Limited liability company – what forms the share capital
In a limited liability company shareholders hold shares that form part of the company’s share capital. The minimum amount of capital of a limited liability company is PLN 5,000, while the amount of the share capital and individual shareholdings are agreed by the shareholders when executing the articles of association.
Shares are usually contributed in cash, but the contribution may also be in kind. An in-kind contribution can be, for example, a real estate. Shareholders may hold more than one share of the same value.
Shares give shareholders the right to vote, the ability to decide on the affairs of the company and constitute a confirmation of having the rights resulting from being a shareholder. The number and value of shares affect the strength of these rights. These rights also include the possibility to transfer the shares.
Limited liability company – how to sell shares
The sale of shares in a limited liability company takes place in several stages, and the first step is a thorough analysis of the articles of association. It is in the articles of association where all the important information on how, when and to whom the shares can be sold are included.
The articles of association may contain clauses on the sale of shares and specify whether:
- the consent of the company or its governing body must be obtained in order to transfer the shares
- who has the right of priority
- right of pre-emption
- and what are the rights of shareholders selling the shares.
The articles also contain information on possible restrictions on transferability.
To avoid problems when selling shares, it is worth taking advantage of services of a law firm, whose experts will analyse the provisions of the articles of association and investigate the requirements and restrictions regarding the sale of shares.
Restrictions on the sale of shares may vary.

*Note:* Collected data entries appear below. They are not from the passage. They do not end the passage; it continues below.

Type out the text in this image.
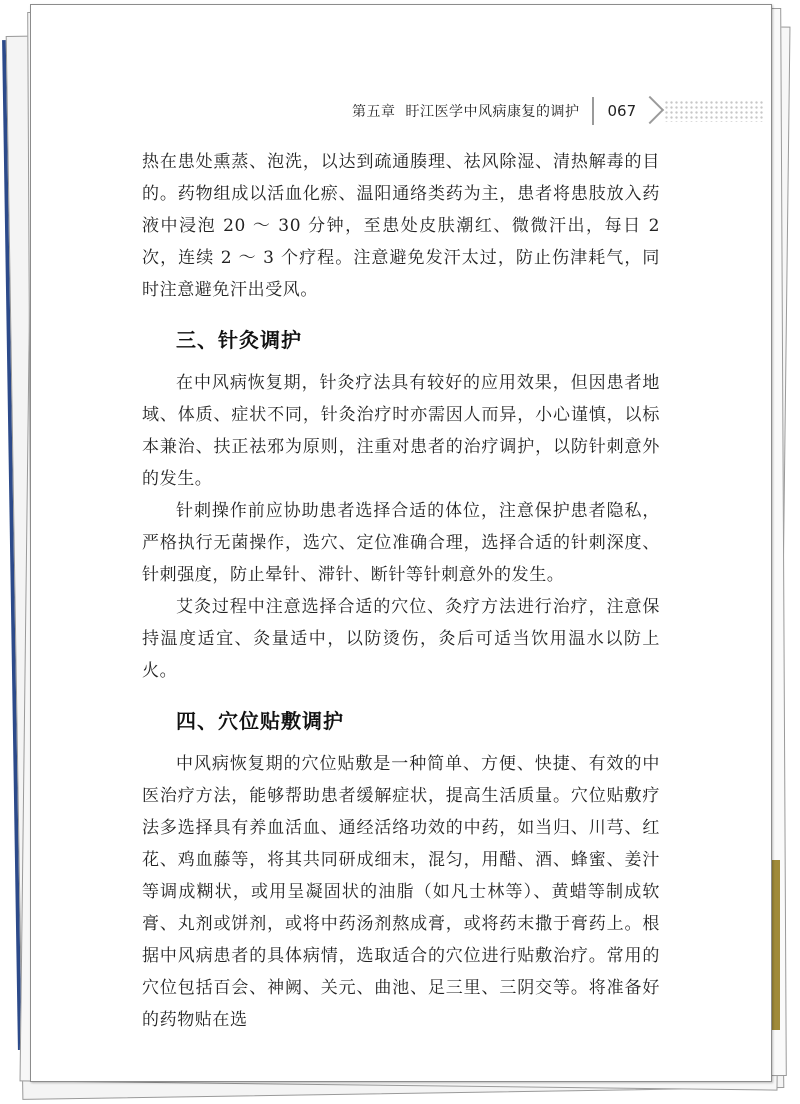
第五章 盱江医学中风病康复的调护	067

热在患处熏蒸、泡洗，以达到疏通腠理、祛风除湿、清热解毒的目的。药物组成以活血化瘀、温阳通络类药为主，患者将患肢放入药液中浸泡 20 ～ 30 分钟，至患处皮肤潮红、微微汗出，每日 2 次，连续 2 ～ 3 个疗程。注意避免发汗太过，防止伤津耗气，同时注意避免汗出受风。

三、针灸调护

在中风病恢复期，针灸疗法具有较好的应用效果，但因患者地域、体质、症状不同，针灸治疗时亦需因人而异，小心谨慎，以标本兼治、扶正祛邪为原则，注重对患者的治疗调护，以防针刺意外的发生。

针刺操作前应协助患者选择合适的体位，注意保护患者隐私，严格执行无菌操作，选穴、定位准确合理，选择合适的针刺深度、针刺强度，防止晕针、滞针、断针等针刺意外的发生。

艾灸过程中注意选择合适的穴位、灸疗方法进行治疗，注意保持温度适宜、灸量适中，以防烫伤，灸后可适当饮用温水以防上火。

四、穴位贴敷调护

中风病恢复期的穴位贴敷是一种简单、方便、快捷、有效的中医治疗方法，能够帮助患者缓解症状，提高生活质量。穴位贴敷疗法多选择具有养血活血、通经活络功效的中药，如当归、川芎、红花、鸡血藤等，将其共同研成细末，混匀，用醋、酒、蜂蜜、姜汁等调成糊状，或用呈凝固状的油脂（如凡士林等）、黄蜡等制成软膏、丸剂或饼剂，或将中药汤剂熬成膏，或将药末撒于膏药上。根据中风病患者的具体病情，选取适合的穴位进行贴敷治疗。常用的穴位包括百会、神阙、关元、曲池、足三里、三阴交等。将准备好的药物贴在选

For example, the right of priority set out in the articles of association obliges the seller to offer the purchase of shares first to the shareholders and only when everyone waives this right can a sale be made outside the company.
Sale of shares in a limited liability company – what steps need to be taken
As mentioned above, the first step towards the sale of shares in a limited liability company is the analysis of the articles of association. It is worth commissioning this analysis to a law firm to be sure of the rules applicable to the sale.
If there are no restrictions or contraindications in the articles for the sale of shares to persons outside the company, the seller can proceed with the sale. At this stage, a support of a notary and or a lawyer will be necessary, because in accordance with Article 180 of the Commercial Companies Code, the sale of shares takes place by signing an agreement by the parties whose signatures are authenticated by a notary.
The next step is the legally required notification to the company about the sale of shares.
Notification of the sale of shares should be in writing. On the basis of the submitted notification, the company will make changes to the share book and submit an appropriate application to register the changes in the Registry Court.
To sum up, the sale of shares in a limited liability company consists of at least three actions:
- analysis of the articles of association,
- drawing up a share sale contract with notarized signatures,
- notification to the company about the sale.
Other actions, such as filing for registration of appropriate changes in the business register, remain with the company. To avoid unpleasant surprises and complications, the sale process should always be supervised by experts from a trusted law firm.